Related Experiment Videos
Artificial Intelligence-Driven Fractional Flow Reserve Assessment: Technical Foundations, Clinical Insights, and
Abdelrahman Hafez1, Kamal Awad1, Juan M Farina1
1Department of Cardiovascular Medicine, Mayo Clinic, Phoenix, AZ 85054, USA.
Insights
Artificial intelligence (AI) is advancing coronary lesion assessment beyond invasive fractional flow reserve (FFR). AI-driven methods offer noninvasive evaluation of coronary artery disease (CAD), improving diagnosis and patient care.
Area of Science:
- Cardiology and Medical Imaging
Background:
- Coronary artery disease (CAD) is a major cause of death, necessitating accurate stenosis assessment.
- Invasive fractional flow reserve (FFR) is the gold standard but is invasive and costly.
- CT-derived FFR (FFRct) offered noninvasive assessment but faced computational and imaging challenges.
Purpose of the Study:
- To review the evolution from invasive FFR to AI-driven functional assessment of coronary lesions.
- To examine the principles, validation, and challenges of FFRct and AI-based methods.
- To outline future directions for AI in noninvasive cardiac imaging.
Main Methods:
- Review of computational fluid dynamics (CFD)-based FFRct principles and validation.
- Analysis of machine learning (ML) and deep learning (DL) approaches for coronary lesion assessment.

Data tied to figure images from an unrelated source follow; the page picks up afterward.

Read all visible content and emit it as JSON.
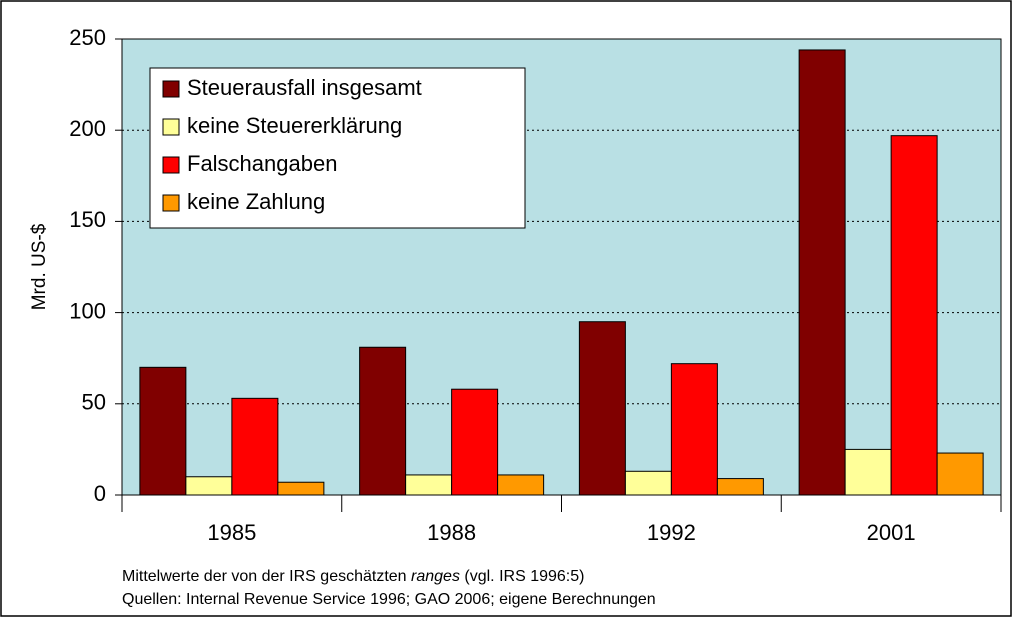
{
  "chart_data": {
    "type": "bar",
    "y_label": "Mrd. US-$",
    "categories": [
      "1985",
      "1988",
      "1992",
      "2001"
    ],
    "series": [
      {
        "name": "Steuerausfall insgesamt",
        "color": "#800000",
        "values": [
          70,
          81,
          95,
          244
        ]
      },
      {
        "name": "keine Steuererklärung",
        "color": "#ffff99",
        "values": [
          10,
          11,
          13,
          25
        ]
      },
      {
        "name": "Falschangaben",
        "color": "#ff0000",
        "values": [
          53,
          58,
          72,
          197
        ]
      },
      {
        "name": "keine Zahlung",
        "color": "#ff9900",
        "values": [
          7,
          11,
          9,
          23
        ]
      }
    ],
    "ylim": [
      0,
      250
    ],
    "yticks": [
      0,
      50,
      100,
      150,
      200,
      250
    ],
    "grid": true,
    "legend": "upper left",
    "notes": [
      [
        "Mittelwerte der von der IRS geschätzten ",
        "ranges",
        " (vgl. IRS 1996:5)"
      ],
      [
        "Quellen: Internal Revenue Service 1996; GAO 2006; eigene Berechnungen"
      ]
    ]
  }
}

- Discussion of validation studies on diagnostic accuracy, prognostic value, and clinical utility.
Main Results:
- AI methods, including ML and DL, are emerging as powerful tools for noninvasive functional assessment.

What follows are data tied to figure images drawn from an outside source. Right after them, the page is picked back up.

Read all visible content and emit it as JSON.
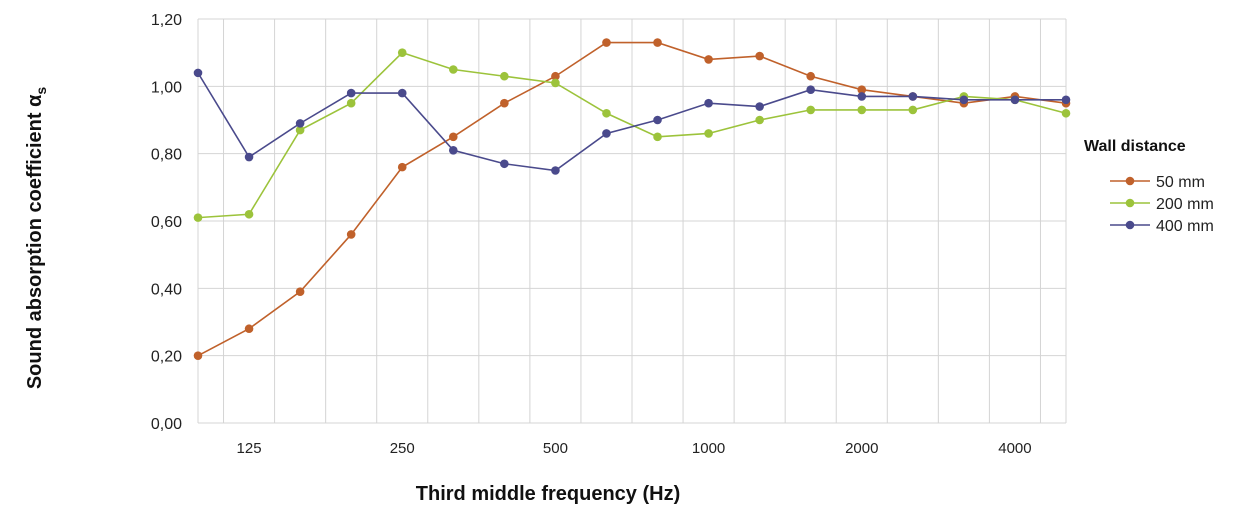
{
  "chart_data": {
    "type": "line",
    "title": "",
    "xlabel": "Third middle frequency (Hz)",
    "ylabel_main": "Sound absorption coefficient α",
    "ylabel_sub": "s",
    "legend_title": "Wall distance",
    "legend_position": "right",
    "grid": true,
    "ylim": [
      0,
      1.2
    ],
    "y_ticks": [
      "0,00",
      "0,20",
      "0,40",
      "0,60",
      "0,80",
      "1,00",
      "1,20"
    ],
    "x": [
      100,
      125,
      160,
      200,
      250,
      315,
      400,
      500,
      630,
      800,
      1000,
      1250,
      1600,
      2000,
      2500,
      3150,
      4000,
      5000
    ],
    "x_tick_labels": [
      "",
      "125",
      "",
      "",
      "250",
      "",
      "",
      "500",
      "",
      "",
      "1000",
      "",
      "",
      "2000",
      "",
      "",
      "4000",
      ""
    ],
    "series": [
      {
        "name": "50 mm",
        "color": "#c0612b",
        "values": [
          0.2,
          0.28,
          0.39,
          0.56,
          0.76,
          0.85,
          0.95,
          1.03,
          1.13,
          1.13,
          1.08,
          1.09,
          1.03,
          0.99,
          0.97,
          0.95,
          0.97,
          0.95
        ]
      },
      {
        "name": "200 mm",
        "color": "#9cc33b",
        "values": [
          0.61,
          0.62,
          0.87,
          0.95,
          1.1,
          1.05,
          1.03,
          1.01,
          0.92,
          0.85,
          0.86,
          0.9,
          0.93,
          0.93,
          0.93,
          0.97,
          0.96,
          0.92
        ]
      },
      {
        "name": "400 mm",
        "color": "#4a4a8c",
        "values": [
          1.04,
          0.79,
          0.89,
          0.98,
          0.98,
          0.81,
          0.77,
          0.75,
          0.86,
          0.9,
          0.95,
          0.94,
          0.99,
          0.97,
          0.97,
          0.96,
          0.96,
          0.96
        ]
      }
    ]
  }
}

- AI models demonstrate potential in challenging cases like intermediate stenoses and heavy calcification.
- Barriers include data quality dependence, explainability, and clinical workflow integration.
Conclusions:
- AI has the potential to revolutionize noninvasive coronary imaging, integrating anatomical and physiological assessment.

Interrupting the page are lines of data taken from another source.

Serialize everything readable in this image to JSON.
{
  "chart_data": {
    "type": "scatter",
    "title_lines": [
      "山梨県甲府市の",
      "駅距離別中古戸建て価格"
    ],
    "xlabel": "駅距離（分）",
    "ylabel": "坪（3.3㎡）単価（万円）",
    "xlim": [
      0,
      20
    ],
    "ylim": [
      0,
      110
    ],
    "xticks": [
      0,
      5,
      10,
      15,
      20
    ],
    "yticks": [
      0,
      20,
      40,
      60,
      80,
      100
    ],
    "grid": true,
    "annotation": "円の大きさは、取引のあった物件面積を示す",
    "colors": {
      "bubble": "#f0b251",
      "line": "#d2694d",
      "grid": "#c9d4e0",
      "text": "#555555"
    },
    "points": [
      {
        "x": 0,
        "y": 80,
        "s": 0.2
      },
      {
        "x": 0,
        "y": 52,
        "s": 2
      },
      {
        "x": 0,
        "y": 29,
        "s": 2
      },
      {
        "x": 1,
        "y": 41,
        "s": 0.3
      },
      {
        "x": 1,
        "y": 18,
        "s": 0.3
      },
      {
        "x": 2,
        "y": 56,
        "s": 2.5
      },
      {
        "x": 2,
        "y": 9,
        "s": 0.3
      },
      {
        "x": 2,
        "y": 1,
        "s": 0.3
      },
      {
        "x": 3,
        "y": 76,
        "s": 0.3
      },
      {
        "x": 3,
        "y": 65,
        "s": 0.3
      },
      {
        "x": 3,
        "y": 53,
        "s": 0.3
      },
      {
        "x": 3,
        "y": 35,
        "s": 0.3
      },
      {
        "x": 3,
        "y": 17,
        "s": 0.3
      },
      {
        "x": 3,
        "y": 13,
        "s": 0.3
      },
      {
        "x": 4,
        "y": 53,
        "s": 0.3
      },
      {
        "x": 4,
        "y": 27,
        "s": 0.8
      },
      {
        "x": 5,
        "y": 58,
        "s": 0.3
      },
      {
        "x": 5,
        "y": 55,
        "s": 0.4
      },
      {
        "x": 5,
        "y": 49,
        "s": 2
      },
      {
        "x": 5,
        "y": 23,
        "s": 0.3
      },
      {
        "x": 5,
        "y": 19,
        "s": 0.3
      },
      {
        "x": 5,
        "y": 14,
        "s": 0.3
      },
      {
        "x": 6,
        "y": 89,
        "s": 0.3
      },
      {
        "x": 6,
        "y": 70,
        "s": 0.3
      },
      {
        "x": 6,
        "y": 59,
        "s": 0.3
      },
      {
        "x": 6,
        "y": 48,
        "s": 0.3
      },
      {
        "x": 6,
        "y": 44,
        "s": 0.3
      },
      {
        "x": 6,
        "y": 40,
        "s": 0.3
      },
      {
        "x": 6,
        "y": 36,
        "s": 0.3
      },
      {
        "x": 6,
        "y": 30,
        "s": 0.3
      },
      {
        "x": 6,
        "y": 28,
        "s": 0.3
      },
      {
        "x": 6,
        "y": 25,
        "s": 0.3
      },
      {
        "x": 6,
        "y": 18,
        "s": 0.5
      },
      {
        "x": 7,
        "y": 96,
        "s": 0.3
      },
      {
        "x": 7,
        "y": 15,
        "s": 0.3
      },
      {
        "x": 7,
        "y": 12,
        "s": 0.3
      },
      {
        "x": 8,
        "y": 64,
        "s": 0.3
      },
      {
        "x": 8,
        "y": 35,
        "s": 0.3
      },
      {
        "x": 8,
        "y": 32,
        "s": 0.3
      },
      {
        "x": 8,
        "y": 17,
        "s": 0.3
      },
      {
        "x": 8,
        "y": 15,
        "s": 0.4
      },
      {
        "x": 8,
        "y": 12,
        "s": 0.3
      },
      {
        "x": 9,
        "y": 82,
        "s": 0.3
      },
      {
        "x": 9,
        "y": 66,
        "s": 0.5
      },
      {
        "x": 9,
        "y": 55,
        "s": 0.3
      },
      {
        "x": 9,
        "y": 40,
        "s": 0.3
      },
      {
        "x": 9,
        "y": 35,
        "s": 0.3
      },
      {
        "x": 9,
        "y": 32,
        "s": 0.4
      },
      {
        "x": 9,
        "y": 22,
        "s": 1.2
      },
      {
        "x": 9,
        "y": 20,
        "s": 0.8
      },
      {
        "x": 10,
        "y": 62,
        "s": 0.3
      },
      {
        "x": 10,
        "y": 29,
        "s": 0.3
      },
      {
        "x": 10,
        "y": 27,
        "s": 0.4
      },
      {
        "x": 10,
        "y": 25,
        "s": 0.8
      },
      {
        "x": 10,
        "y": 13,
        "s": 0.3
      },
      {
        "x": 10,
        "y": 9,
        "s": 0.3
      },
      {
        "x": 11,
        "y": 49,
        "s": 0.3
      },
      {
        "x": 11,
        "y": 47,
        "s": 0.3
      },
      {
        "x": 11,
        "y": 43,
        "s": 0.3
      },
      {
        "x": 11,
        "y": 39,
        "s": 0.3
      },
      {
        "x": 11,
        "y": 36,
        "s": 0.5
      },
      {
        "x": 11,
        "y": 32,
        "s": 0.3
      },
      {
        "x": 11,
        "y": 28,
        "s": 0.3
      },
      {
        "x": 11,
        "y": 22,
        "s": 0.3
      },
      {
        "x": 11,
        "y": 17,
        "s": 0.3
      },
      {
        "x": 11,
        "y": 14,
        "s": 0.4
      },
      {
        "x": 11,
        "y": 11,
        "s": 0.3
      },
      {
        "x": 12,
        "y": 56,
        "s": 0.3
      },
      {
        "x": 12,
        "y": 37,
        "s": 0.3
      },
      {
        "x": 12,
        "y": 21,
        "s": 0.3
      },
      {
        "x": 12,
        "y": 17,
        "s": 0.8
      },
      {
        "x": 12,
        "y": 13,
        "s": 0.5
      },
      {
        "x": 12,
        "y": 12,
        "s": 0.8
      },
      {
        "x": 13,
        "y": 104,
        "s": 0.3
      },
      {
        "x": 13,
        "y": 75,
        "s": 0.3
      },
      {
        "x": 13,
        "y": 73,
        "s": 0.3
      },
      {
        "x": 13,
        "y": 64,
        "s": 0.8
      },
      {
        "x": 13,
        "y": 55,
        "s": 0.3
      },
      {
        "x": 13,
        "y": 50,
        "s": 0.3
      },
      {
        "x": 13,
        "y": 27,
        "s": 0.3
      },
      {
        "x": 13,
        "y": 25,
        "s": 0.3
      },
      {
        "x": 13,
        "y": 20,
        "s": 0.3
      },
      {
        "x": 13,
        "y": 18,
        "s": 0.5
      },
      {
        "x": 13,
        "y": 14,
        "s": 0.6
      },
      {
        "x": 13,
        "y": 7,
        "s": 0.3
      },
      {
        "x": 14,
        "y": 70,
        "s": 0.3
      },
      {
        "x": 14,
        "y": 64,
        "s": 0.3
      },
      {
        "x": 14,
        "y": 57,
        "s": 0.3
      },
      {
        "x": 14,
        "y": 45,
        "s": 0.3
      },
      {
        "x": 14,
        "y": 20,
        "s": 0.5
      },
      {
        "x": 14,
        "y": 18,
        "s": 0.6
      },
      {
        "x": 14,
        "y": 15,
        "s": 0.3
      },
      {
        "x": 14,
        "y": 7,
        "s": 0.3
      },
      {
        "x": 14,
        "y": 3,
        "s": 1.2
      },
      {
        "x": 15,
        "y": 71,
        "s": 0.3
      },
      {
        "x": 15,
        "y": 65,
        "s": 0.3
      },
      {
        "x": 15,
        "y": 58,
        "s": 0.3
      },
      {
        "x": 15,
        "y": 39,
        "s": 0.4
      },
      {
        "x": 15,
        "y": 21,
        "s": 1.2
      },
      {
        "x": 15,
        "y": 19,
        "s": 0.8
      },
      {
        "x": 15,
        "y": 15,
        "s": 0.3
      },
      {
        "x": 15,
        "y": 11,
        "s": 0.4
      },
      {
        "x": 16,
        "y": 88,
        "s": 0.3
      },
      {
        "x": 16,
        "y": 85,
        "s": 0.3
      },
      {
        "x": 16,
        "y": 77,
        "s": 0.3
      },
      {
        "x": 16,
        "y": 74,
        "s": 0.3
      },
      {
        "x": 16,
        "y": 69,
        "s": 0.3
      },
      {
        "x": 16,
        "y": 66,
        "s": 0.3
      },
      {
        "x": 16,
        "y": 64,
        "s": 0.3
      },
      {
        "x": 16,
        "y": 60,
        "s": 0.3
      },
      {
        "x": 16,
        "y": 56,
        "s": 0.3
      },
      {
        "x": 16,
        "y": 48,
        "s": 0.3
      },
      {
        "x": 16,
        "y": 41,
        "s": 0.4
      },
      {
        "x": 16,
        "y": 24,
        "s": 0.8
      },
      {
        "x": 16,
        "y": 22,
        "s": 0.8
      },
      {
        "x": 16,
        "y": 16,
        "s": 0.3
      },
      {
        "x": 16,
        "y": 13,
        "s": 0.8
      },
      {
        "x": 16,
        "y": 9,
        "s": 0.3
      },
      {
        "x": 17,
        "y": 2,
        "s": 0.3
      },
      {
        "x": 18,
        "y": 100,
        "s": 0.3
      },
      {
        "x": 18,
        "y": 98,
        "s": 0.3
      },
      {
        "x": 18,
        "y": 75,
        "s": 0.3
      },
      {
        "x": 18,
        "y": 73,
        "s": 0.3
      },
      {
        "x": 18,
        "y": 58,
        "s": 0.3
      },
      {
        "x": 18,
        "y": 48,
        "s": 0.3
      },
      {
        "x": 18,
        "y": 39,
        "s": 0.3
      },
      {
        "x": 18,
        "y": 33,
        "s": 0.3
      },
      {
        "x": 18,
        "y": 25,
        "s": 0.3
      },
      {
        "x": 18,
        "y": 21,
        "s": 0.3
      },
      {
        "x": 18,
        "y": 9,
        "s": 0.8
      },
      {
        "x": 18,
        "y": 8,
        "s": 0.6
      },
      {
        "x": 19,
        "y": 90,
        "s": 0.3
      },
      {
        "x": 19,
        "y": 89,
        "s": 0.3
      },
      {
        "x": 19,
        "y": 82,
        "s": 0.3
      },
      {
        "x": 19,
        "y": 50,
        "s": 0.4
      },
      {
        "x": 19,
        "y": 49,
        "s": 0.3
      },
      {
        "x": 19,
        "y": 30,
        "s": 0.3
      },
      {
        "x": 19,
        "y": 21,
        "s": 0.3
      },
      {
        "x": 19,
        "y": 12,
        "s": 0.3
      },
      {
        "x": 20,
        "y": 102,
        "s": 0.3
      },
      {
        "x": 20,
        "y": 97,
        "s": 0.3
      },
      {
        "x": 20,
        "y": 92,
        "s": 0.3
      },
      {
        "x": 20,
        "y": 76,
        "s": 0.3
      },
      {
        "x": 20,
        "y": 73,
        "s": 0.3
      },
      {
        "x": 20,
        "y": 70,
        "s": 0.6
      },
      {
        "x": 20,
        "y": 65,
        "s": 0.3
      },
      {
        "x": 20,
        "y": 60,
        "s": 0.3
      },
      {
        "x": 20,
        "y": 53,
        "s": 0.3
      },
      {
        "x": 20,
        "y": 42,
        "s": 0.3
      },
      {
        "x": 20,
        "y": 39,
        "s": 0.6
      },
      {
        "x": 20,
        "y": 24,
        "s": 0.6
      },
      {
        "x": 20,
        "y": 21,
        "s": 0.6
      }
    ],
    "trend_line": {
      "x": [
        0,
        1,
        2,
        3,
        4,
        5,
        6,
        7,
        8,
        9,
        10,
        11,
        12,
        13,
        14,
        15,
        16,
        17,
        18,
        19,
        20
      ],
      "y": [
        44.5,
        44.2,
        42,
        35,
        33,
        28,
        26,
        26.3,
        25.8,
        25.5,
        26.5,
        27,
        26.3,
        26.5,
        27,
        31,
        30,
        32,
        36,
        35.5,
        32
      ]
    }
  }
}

- AI can enable personalized care and improved outcomes through rapid, comprehensive evaluation.
- Future directions include AI-enabled virtual PCI planning and multimodal risk stratification.
Abstract:
Coronary artery disease (CAD) remains a leading cause of global morbidity and mortality. Accurate diagnosis of ischemia-causing coronary stenoses is essential for guiding revascularization and improving outcomes. Although invasive fractional flow reserve (FFR) remains the gold standard for functional lesion assessment, its use is limited by procedural invasiveness, cost, and complexity. CT-derived FFR (FFRct), based on computational fluid dynamics (CFD), was the first major advance in noninvasive physiological assessment, but its adoption has been hindered by intensive off-site computation and dependence on high-quality imaging. This review summarizes the evolution from invasive FFR to AI-driven functional assessment of coronary lesions. We examine the principles and validation of CFD-based FFRct and then focus on the shift toward artificial intelligence, including both machine learning (ML) and deep learning (DL) approaches. These methods range from models using engineered geometric and plaque features trained on large synthetic datasets to end-to-end systems that learn directly from imaging data. We discuss key validation studies evaluating diagnostic accuracy, prognostic value, and clinical utility, with attention to performance in challenging settings such as intermediate stenoses, heavy calcification, and patients with comorbidities. We also highlight major barriers to widespread adoption, including dependence on input data quality, limited explainability, regulatory hurdles, and integration into clinical workflows. Finally, we outline future directions, including AI-enabled virtual PCI planning, multimodal risk stratification, and broader access to functional cardiac assessment. AI has the potential to transform noninvasive coronary imaging by enabling a single CCTA scan to provide rapid, integrated evaluation of anatomy, plaque characteristics, and physiological significance, supporting more personalized care and better clinical outcomes.